Ansichten eines Informatikers

Die Grundannahme des Rechtsstaates beseitigt

Hadmut
5.8.2018 12:50

Wenn man das eigene Funktionsprinzip außer Funktion setzt.

Ich habe vor einigen Jahren schon mal irgendwo im Blog darüber geschrieben:

Unser vergleichsweise milder Rechtsstaat beruht auf einigen gesellschaftlichen Grundannahmen.

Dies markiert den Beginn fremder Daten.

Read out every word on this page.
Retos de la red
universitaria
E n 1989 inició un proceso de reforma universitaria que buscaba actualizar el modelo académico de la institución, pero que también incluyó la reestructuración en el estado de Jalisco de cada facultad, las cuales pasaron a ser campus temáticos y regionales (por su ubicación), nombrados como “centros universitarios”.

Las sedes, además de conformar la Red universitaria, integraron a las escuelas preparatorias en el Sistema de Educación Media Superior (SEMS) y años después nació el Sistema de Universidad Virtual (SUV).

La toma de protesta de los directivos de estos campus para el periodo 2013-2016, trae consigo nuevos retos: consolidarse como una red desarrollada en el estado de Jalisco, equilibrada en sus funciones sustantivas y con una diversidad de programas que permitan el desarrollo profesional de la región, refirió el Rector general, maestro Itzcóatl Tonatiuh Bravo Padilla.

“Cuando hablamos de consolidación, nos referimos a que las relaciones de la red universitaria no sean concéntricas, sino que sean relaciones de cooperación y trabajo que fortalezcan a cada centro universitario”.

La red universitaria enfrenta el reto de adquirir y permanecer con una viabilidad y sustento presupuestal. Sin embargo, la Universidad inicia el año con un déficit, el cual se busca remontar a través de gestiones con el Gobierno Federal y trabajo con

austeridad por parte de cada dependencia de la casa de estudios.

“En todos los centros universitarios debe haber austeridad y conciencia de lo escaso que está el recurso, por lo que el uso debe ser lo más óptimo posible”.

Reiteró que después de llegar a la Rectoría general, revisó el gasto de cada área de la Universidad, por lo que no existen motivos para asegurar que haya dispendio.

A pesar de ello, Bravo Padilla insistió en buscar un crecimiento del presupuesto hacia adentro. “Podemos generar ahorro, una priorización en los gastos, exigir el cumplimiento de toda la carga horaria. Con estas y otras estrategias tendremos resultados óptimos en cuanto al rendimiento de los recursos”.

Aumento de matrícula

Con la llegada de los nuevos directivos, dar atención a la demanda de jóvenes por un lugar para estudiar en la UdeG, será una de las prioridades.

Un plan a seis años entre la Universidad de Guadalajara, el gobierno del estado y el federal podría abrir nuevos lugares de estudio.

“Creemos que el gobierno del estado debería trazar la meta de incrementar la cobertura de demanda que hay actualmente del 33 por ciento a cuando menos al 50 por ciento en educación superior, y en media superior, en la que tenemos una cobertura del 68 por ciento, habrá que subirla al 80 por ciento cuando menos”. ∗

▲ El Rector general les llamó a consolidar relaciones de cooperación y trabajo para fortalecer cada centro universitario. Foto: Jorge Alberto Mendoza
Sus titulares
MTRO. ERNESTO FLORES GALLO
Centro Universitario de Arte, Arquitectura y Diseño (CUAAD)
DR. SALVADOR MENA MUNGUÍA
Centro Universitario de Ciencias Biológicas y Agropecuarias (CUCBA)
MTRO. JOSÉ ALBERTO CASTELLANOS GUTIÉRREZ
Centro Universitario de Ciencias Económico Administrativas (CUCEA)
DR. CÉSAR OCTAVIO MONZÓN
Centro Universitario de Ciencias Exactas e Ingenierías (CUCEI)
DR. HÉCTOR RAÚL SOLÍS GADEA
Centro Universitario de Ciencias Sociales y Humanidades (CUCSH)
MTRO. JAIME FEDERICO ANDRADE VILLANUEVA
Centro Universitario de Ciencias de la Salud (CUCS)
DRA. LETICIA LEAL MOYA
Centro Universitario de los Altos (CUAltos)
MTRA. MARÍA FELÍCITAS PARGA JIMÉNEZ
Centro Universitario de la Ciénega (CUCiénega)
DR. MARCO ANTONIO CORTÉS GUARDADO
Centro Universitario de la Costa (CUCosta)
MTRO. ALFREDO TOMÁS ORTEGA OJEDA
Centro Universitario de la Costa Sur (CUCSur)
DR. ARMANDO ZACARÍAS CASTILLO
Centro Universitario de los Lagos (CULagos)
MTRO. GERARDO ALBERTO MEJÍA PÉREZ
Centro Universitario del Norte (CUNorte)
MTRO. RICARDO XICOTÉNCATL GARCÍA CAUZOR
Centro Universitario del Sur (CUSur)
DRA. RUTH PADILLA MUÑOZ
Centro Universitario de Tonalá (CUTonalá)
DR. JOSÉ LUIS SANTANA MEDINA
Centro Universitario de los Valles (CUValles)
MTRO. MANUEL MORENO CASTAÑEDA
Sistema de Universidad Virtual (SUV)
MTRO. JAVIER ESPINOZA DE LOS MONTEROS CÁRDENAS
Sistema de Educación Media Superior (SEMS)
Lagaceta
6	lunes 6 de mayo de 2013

  • Jeder kennt zumindest die wesentlichsten Gesetze und Verbote.
  • Grundsätzlich ist jeder bestrebt, sich schon aus eigenem Antrieb und aus Erziehung an die Rechtsordnung zu halten.
  • Der Rechtsverstoß ist nicht nur staatlich sanktioniert, sondern auch gesellschaftlich-sozial geächtet. Man schämt sich.
  • Es gibt so gewisse Hemmungen der Art „Das macht man nicht”
  • Die Gesellschaft hat Kooperation als Ziel und Wohlstandsquelle, womit grundsätzlich ein friedliches Zusammenleben das Ziel fast aller ist.
  • Wir haben eine über lange Zeit erarbeitete und fein abgestimmte Grenze der persönlichen Autonomie, räumlich wie qualitativ, innerhalb derer man sein „Herr” ist, man also nicht berührt, nicht bestohlen, nicht genötigt, nicht bedrängt, nicht beleidigt wird, Wohnung, Auto, Kleidung, innerhalb derer man die unangefochtene Autorität ist, außerhalb derer man sich aber zurückhält und unterordnet, um genau diese Autonomie anderer nicht zu verletzen. Daraus ergibt sich ein im wesentlichen stabiles Gleichgewicht aus eigenen Rechten und den Rechten anderer.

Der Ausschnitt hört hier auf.